Inflammation et inflammasome

Au cœur de la théorie voulant que les intestins et le cerveau soient liés, on retrouve l’inflammation et les bactéries. « Les bactéries ont un effet sur le système immunitaire », explique Antonio Inserra, chercheur postdoctoral au Centre universitaire de santé McGill, qui a publié un essai sur le sujet en 2018 dans la revue Hypotheses. « Quand certaines bactéries sont surreprésentées, le système immunitaire réagit et il y a de l’inflammation. Le cerveau répond à cette inflammation avec des symptômes dépressifs. Pensez au malaise qu’on ressent quand on est malade, on ne se sent pas bien, au-delà de la douleur. » L’étude de 2018 de M. Inserra, publiée alors qu’il travaillait en Australie, haut lieu des études sur le lien ventre-cerveau, portait sur des récepteurs présents dans plusieurs cellules du système immunitaire, les inflammasomes, qui réagissent à certains types de bactéries.

Sérotonine

La sérotonine, un neurotransmetteur – un messager chimique du système nerveux –, est la cible de nombreux antidépresseurs. Or, 95 % de la sérotonine est produite par des bactéries gastro-intestinales. « La sérotonine contribue aux mouvements gastro-intestinaux, qui servent à faire avancer la nourriture, explique M. Inserra. S’il y a un débalancement de la sérotonine dans le ventre, il y en a aussi dans le cerveau. Il y a des neurones dans le système gastro-intestinal qui forment un lien avec le cerveau par l’entremise du système nerveux. Les bactéries gastro-intestinales produisent aussi d’autres neurotransmetteurs, des hormones et de petites molécules appelées acides gras à chaîne courte [AGCC] qui ont un effet anti-inflammatoire. »

Axe ventre-cerveau

Ces phénomènes sont appelés « axe ventre-cerveau » (gut-brain axis), un domaine d’études en effervescence. « Il nous faut encore remplir des vides dans cette théorie, dit M. Clarke.
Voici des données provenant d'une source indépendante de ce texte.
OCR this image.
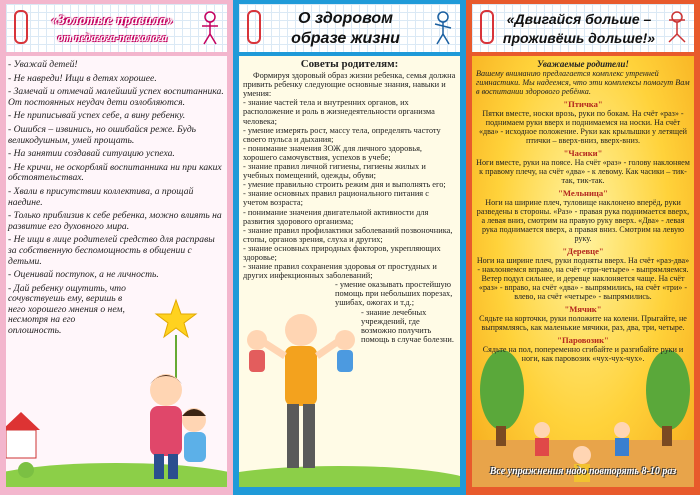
«Золотые правила»
от педагога-психолога

- Уважай детей!

- Не навреди! Ищи в детях хорошее.

- Замечай и отмечай малейший успех воспитанника. От постоянных неудач дети озлобляются.

- Не приписывай успех себе, а вину ребенку.

- Ошибся – извинись, но ошибайся реже. Будь великодушным, умей прощать.

- На занятии создавай ситуацию успеха.

- Не кричи, не оскорбляй воспитанника ни при каких обстоятельствах.

- Хвали в присутствии коллектива, а прощай наедине.

- Только приблизив к себе ребенка, можно влиять на развитие его духовного мира.

- Не ищи в лице родителей средство для расправы за собственную беспомощность в общении с детьми.

- Оценивай поступок, а не личность.

- Дай ребенку ощутить, что сочувствуешь ему, веришь в него хорошего мнения о нем, несмотря на его оплошность.

О здоровом
образе жизни
Советы родителям:

Формируя здоровый образ жизни ребенка, семья должна привить ребенку следующие основные знания, навыки и умения:

- знание частей тела и внутренних органов, их расположение и роль в жизнедеятельности организма человека;

- умение измерять рост, массу тела, определять частоту своего пульса и дыхания;

- понимание значения ЗОЖ для личного здоровья, хорошего самочувствия, успехов в учебе;

- знание правил личной гигиены, гигиены жилых и учебных помещений, одежды, обуви;

- умение правильно строить режим дня и выполнять его;

- знание основных правил рационального питания с учетом возраста;

- понимание значения двигательной активности для развития здорового организма;

- знание правил профилактики заболеваний позвоночника, стопы, органов зрения, слуха и других;

- знание основных природных факторов, укрепляющих здоровье;

- знание правил сохранения здоровья от простудных и других инфекционных заболеваний;

- умение оказывать простейшую помощь при небольших порезах, ушибах, ожогах и т.д.;

- знание лечебных учреждений, где возможно получить помощь в случае болезни.

«Двигайся больше –
проживёшь дольше!»

Уважаемые родители!

Вашему вниманию предлагается комплекс утренней гимнастики. Мы надеемся, что эти комплексы помогут Вам в воспитании здорового ребёнка.

"Птичка"

Пятки вместе, носки врозь, руки по бокам. На счёт «раз» - поднимаем руки вверх и поднимаемся на носки. На счёт «два» - исходное положение. Руки как крылышки у летящей птички – вверх-вниз, вверх-вниз.

"Часики"

Ноги вместе, руки на поясе. На счёт «раз» - голову наклоняем к правому плечу, на счёт «два» - к левому. Как часики – тик-так, тик-так.

"Мельница"

Ноги на ширине плеч, туловище наклонено вперёд, руки разведены в стороны. «Раз» - правая рука поднимается вверх, а левая вниз, смотрим на правую руку вверх. «Два» - левая рука поднимается вверх, а правая вниз. Смотрим на левую руку.

"Деревце"

Ноги на ширине плеч, руки подняты вверх. На счёт «раз-два» - наклоняемся вправо, на счёт «три-четыре» - выпрямляемся. Ветер подул сильнее, и деревце наклоняется чаще. На счёт «раз» - вправо, на счёт «два» - выпрямились, на счёт «три» - влево, на счёт «четыре» - выпрямились.

"Мячик"

Сядьте на корточки, руки положите на колени. Прыгайте, не выпрямляясь, как маленькие мячики, раз, два, три, четыре.

"Паровозик"

Сядьте на пол, попеременно сгибайте и разгибайте руки и ноги, как паровозик «чух-чух-чух».

Все упражнения надо повторять 8-10 раз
Mais on voit déjà des phénomènes très concrets. Une équipe belge a montré que, chez l’animal, l’administration de pilules d’AGCC ciblant le côlon diminue la réponse au stress. Il y a énormément d’études sur l’impact de la diète sur le microbiote. On voit aussi que certaines bactéries causent une inflammation qui rendent la paroi intestinale perméable, ce qui envoie des molécules inflammatoires dans le sang et entraîne une inflammation chronique du système nerveux central, associée à plusieurs troubles psychiatriques. » M. Inserra cite aussi le nerf vague, qui va du cerveau jusqu’au système gastro-intestinal, comme lien entre l’inflammation gastro-intestinale et les troubles du cerveau.

Diagnostic

Selon M. Clarke, l’axe ventre-cerveau pourrait permettre, d’ici cinq ans, de compter sur des outils diagnostiques complémentaires aux évaluations comportementales et psychologiques utilisées actuellement en psychiatrie. « On va viser des biomarqueurs, des molécules associées aux bactéries gastro-intestinales inflammatoires, dit le biologiste irlandais. Par la suite, on va avoir des probiotiques, des bactéries bénéfiques et des prébiotiques, des précurseurs de ces bactéries bénéfiques. On appelle ces futurs médicaments les psychobiotiques. » Et les greffes de matière fécale ? « Pour le moment, c’est utilisé en dernier recours contre C. difficile, à cause des risques d’infections difficiles à contrôler, dit M. Clarke. Il y a eu des cas d’infections avec les greffes fécales […], mais cela progresse lentement à cause des risques. »

Autisme

PHOTO FOURNIE PAR L’UNIVERSITÉ HARVARD

Isaac Kohane

Depuis 2012, une équipe de l’Université Harvard a confirmé ce que de nombreux parents d’autistes signalent depuis des décennies : ces troubles envahissants du développement sont associés à un risque beaucoup plus grand de troubles gastro-intestinaux, particulièrement le syndrome de l’intestin irritable. « Nous sommes en train d’identifier plusieurs sous-types de troubles du spectre de l’autisme [TSA] qui sont liés à divers symptômes gastro-intestinaux, explique Isaac Kohane, bioinformaticien à Harvard. Plusieurs gènes sont impliqués, qui sont activés de manière différente chez les autistes et chez leurs parents proches. Certains de ces gènes ont aussi un lien avec les comportements sociaux, qui forment une dimension importante des TSA. Des bactéries gastro-intestinales semblent aussi avoir des liens avec ces gènes liés aux comportements sociaux. Des avancées cliniques découleront inévitablement de cette nouvelle compréhension des TSA. » Gerard Clarke estime que les chercheurs dans le domaine sont prudents parce qu’ils ne veulent pas avoir l’air de valider les travaux d’Andrew Wakefield, chercheur britannique qui a publié il y a plus de 20 ans une étude aujourd’hui discréditée pour cause de fraude scientifique établissant un lien entre certains vaccins et autisme. « Wakefield étudiait au départ les problèmes gastro-intestinaux des patients autistes, dit M. Walker. L’application de l’axe ventre-cerveau à l’autisme n’a rien à voir avec les vaccins, mais il faut composer avec Wakefield, qui est encore influent chez certains groupes de parents d’autistes. »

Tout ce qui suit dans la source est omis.